The Neuroprotective Effect of miR-181a After Oxygen-Glucose Deprivation/Reperfusion and the Associated Mechanism.

The level of miR-181a decreases rapidly in N2a cells following oxygen-glucose deprivation/reperfusion, but its role in this process is unclear. Reelin, a regulator of neuronal migration and synaptogenesis, is a predicted target of miR-181a. We hypothesized that miR-181a reduces neuronal apoptosis and protects neurons by targeting reelin. Second mitochondria-derived activator of caspases (Smac) is a protein located in mitochondria that regulates apoptosis.

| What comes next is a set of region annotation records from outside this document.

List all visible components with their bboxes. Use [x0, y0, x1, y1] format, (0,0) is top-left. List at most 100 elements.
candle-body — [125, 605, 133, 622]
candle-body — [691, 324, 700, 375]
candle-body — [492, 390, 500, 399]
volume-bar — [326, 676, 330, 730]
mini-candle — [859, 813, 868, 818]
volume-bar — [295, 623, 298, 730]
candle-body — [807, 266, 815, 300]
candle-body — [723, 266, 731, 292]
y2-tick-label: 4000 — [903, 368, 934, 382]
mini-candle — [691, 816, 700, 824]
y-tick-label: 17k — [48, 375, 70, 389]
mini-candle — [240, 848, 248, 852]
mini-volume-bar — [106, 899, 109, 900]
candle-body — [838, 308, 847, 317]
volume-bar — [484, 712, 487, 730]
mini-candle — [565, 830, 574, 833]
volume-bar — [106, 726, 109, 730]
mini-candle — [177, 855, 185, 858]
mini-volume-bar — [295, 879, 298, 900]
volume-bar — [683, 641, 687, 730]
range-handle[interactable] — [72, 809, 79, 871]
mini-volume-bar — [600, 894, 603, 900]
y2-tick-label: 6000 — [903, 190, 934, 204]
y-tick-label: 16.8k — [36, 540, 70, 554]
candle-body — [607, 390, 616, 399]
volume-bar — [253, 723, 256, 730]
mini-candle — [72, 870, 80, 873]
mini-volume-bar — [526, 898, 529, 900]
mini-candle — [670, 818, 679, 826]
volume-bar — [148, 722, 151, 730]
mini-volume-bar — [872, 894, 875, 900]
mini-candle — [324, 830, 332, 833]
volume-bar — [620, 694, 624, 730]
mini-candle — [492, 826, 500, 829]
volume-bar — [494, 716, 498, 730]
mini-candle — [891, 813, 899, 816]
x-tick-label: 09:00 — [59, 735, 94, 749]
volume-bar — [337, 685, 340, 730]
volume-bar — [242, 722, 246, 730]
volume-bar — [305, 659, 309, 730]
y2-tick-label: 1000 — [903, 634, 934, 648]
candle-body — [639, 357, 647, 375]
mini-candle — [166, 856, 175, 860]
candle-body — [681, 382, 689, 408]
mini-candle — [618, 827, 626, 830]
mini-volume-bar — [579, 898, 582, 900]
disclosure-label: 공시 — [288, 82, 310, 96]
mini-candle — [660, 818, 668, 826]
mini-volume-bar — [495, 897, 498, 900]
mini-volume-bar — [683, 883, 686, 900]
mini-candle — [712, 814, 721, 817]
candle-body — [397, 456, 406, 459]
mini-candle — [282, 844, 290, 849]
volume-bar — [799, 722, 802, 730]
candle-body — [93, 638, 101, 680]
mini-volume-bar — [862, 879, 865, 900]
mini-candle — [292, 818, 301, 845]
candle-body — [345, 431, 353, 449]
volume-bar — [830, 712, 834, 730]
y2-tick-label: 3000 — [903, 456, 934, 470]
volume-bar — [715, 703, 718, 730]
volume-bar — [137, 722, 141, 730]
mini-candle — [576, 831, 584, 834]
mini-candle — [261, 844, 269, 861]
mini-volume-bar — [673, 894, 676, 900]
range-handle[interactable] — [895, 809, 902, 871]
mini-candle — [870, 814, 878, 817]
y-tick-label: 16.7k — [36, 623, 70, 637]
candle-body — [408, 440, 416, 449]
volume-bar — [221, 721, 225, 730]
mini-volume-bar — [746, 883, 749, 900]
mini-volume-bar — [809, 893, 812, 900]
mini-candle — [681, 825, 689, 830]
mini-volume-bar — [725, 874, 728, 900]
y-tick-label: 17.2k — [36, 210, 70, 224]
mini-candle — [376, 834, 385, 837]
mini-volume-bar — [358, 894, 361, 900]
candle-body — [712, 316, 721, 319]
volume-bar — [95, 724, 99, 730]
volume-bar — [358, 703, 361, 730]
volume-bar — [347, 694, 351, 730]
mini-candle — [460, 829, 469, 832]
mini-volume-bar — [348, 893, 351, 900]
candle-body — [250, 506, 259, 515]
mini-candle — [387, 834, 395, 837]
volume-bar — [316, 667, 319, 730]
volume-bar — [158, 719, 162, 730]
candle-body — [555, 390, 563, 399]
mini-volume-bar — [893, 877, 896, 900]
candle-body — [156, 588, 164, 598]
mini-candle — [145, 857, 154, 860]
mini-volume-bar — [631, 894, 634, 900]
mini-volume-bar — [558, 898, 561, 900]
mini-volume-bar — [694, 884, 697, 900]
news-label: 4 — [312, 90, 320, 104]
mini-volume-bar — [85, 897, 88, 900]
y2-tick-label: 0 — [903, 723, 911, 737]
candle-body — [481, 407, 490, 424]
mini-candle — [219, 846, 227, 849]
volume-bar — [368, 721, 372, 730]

The pro-apoptotic effect of Smac is achieved by reversing the effects of apoptosis-inhibiting proteins (IAPs), particularly X-linked inhibitor of apoptosis (XIAP). We also evaluated the effect of miR-181a on the Smac/IAP signaling pathway after oxygen-glucose deprivation and reperfusion in N2a cells. The miR-181a level, apoptosis rate, and the levels of reelin mRNA and protein, Smac, and XIAP were assessed in N2a cells subjected to oxygen-glucose deprivation for 4 h and reperfusion for 0, 4, 12, or 24 h with/without an miR-181a mimic, or mismatched control. Direct targeting of reelin by miR-181a was assessed in vitro by dual luciferase assay and immunoblotting. Pre-treatment with miR-181a mimicked the increase in the miR-181a level in N2a cells after oxygen-glucose deprivation/reperfusion, resulting in a significant decrease in the apoptosis rate. Changes in the miR-181a level in N2a cells were inversely correlated with reelin protein expression. Direct targeting of the reelin 3' untranslated region by miR-181a was verified by dual luciferase assay, which showed that miR-181a significantly inhibited luciferase activity. The Smac level was significantly lower in the miR-181a mimics than the normal control and mimics-cont groups (P < 0.01), whereas the level of XIAP was increased slightly. These findings suggest that miR-181a protects neurons from apoptosis by inhibiting reelin expression and regulating the Smac/IAP signaling pathway after oxygen-glucose deprivation/reperfusion injury.